Каменное плато с почти отвесными стенами словно специально поставлено кем-то свыше для защиты дальних подступов к Священному городу. Словно некая гигантская длань с пальцами-мысами, растопыренными на север в сторону ожидаемого врага, — все это Мангуп.

Лишь ветер бьется в развалины дозорных башен да бездонность неба над головой. Все это Мангуп. Именно здесь была найдена строительная плита с именем императора Юстиниана. Именно здесь сохранились длинные линии стен, обеспечивавшие некогда защиту огромного в 90 гектаров плато. Пересекая широкие балки, эти стены прикрывали от возможного неприятеля все легкодоступные места. Каждая из них была сложена из отесанных камней-квадров в строгом соответствии с тогдашними строительными канонами Византии. Именно здесь археологи находят множество древнеготских захоронений.

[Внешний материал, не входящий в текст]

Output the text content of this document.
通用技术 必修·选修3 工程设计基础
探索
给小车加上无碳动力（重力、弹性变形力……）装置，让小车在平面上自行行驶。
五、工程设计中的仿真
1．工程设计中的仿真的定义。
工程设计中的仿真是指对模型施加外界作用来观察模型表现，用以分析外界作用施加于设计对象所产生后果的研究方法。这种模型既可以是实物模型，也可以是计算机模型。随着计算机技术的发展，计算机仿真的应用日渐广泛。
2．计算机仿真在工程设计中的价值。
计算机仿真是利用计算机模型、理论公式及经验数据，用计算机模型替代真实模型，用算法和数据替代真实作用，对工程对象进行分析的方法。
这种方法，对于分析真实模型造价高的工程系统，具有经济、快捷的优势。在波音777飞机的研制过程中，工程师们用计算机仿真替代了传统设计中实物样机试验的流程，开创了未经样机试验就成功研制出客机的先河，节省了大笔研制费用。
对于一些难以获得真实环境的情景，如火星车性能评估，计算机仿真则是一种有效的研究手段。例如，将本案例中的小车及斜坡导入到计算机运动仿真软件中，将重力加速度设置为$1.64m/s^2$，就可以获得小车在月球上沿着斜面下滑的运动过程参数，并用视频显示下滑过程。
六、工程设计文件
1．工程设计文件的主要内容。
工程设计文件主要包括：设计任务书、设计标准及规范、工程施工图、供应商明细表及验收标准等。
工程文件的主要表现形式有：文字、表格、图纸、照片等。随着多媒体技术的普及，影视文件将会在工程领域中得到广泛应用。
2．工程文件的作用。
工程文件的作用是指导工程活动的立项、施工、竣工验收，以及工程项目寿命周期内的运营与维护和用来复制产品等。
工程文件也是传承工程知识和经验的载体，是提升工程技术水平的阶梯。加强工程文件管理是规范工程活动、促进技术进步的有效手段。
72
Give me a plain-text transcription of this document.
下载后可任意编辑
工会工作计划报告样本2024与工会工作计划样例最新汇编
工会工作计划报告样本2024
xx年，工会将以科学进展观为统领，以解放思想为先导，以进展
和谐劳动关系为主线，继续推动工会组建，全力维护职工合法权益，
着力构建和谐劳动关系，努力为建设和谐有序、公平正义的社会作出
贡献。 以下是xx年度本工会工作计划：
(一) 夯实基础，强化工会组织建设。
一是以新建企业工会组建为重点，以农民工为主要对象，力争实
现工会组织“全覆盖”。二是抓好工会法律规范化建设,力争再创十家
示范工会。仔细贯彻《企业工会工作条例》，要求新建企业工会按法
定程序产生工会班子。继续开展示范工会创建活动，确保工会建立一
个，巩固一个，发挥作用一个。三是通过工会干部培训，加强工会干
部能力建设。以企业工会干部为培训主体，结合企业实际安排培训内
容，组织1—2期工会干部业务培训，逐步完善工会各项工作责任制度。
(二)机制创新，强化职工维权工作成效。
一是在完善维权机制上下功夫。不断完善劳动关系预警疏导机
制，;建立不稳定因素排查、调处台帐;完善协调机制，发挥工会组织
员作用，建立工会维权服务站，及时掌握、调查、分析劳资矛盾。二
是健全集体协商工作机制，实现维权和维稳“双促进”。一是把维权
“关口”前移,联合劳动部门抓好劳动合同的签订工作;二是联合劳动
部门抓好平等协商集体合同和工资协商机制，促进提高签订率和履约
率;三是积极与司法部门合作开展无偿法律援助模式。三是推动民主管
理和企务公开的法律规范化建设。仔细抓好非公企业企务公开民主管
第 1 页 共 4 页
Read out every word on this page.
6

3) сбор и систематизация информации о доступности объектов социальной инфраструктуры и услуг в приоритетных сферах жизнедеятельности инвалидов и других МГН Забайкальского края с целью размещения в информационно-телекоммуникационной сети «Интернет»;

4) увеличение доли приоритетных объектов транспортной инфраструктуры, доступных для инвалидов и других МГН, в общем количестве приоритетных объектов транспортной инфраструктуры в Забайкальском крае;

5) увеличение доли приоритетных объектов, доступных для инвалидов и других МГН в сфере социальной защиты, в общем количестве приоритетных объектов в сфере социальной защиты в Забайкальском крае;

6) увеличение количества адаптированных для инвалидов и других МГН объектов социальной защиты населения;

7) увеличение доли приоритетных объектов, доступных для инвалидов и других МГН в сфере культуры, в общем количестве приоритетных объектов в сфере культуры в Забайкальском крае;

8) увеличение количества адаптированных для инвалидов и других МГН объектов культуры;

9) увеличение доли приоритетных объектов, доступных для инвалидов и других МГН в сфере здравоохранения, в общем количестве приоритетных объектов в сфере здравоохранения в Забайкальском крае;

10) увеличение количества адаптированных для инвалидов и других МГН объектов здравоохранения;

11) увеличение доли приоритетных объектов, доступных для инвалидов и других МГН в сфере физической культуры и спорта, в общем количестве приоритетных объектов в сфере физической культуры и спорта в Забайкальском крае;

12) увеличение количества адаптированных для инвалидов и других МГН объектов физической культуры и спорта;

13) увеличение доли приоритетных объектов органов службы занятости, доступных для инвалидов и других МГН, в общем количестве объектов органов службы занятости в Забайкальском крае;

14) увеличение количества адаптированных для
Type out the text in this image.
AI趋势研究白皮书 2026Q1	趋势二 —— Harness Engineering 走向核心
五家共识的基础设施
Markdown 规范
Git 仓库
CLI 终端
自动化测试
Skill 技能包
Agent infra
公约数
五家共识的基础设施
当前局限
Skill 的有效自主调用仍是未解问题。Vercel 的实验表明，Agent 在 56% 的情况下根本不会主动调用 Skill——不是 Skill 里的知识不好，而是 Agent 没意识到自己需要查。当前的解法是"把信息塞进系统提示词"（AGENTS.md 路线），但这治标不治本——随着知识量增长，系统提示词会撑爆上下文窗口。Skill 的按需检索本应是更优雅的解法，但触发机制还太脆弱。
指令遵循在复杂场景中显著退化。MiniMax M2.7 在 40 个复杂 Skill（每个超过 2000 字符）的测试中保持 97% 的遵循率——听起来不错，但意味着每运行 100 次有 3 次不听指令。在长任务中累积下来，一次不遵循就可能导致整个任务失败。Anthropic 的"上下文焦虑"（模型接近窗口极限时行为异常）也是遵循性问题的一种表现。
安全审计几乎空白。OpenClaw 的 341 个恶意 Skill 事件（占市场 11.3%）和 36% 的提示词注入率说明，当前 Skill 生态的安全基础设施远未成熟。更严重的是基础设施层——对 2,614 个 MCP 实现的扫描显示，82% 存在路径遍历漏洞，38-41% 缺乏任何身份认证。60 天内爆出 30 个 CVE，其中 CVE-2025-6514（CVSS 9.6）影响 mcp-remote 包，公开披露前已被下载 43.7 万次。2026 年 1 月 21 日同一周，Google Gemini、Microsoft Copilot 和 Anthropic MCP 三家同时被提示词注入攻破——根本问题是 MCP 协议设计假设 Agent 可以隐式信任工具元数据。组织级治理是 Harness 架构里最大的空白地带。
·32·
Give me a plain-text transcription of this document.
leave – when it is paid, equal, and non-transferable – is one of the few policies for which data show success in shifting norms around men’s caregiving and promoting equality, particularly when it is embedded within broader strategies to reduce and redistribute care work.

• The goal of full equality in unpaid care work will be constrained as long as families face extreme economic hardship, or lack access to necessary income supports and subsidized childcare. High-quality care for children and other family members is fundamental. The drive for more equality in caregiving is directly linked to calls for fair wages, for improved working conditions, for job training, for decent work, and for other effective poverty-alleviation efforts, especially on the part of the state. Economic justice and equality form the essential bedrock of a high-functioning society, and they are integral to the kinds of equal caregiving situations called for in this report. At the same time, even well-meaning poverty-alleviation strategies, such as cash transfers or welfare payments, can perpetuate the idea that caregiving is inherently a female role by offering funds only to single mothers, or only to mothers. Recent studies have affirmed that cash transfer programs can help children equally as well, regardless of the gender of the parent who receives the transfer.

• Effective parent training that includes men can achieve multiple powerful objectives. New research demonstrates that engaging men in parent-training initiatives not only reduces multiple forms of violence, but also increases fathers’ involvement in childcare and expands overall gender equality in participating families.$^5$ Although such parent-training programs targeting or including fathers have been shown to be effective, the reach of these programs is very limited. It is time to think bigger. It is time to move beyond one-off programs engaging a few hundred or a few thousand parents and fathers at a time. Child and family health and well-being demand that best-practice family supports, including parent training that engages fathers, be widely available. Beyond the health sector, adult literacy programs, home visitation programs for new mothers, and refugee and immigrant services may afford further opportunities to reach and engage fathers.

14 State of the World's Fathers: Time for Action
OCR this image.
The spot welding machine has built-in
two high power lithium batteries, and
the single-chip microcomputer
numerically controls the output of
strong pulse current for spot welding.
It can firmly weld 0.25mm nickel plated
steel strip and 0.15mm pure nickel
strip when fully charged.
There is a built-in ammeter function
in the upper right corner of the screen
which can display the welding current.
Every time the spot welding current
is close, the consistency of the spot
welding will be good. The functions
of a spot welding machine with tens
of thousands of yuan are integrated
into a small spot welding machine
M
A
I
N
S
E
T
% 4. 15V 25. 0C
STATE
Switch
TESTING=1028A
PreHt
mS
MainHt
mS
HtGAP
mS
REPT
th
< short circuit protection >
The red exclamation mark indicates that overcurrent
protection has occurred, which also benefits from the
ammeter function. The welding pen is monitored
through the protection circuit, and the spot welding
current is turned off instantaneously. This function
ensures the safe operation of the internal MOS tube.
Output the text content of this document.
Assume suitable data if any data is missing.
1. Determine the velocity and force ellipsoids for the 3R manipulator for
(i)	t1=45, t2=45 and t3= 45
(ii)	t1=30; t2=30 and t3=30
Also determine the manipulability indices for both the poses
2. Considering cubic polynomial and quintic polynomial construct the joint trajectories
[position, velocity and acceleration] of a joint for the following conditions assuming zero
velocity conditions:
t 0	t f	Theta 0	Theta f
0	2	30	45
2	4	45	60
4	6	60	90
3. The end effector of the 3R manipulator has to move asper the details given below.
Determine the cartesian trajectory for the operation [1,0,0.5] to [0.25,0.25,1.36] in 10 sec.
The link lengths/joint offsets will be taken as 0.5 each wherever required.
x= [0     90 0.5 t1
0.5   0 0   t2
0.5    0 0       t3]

Что ж, если считать Мангуп бывшим Доросом-Дори, то все сразу становится на свои места. Возведенные укрепления защищали не какой-то один город, а целую область, где жили люди, привыкшие к вольному ветру и бесконечной дали перед глазами. И лучшего имени этому краю, чем военная страна, придумать просто невозможно. Дорос-Дори был многовековым форпостом Херсонеса, прикрывавшим его от бесчисленных степных орд.

Именно сюда в случае опасности собиралось все население Крымской Готии со своими кибитками и стадами, шатрами и повозками. Город без улиц и крепость без бастионов.

Руины цитадели Мангупа.

В разные времена отношения между страной Дори и городом Херсонесом тоже были разными — от настороженно боязливых в первые годы появления готов в прихерсонесских землях до союзнических позднее. А затем настал момент, когда Священный город и Дори-Дорос фактически объединились под единой церковной властью. Готы переселялись в Херсонес, а греки на Мангуп. Византия и Готия, Священный город и горное гнездо на Мангупе. Отныне они были уже единым целым.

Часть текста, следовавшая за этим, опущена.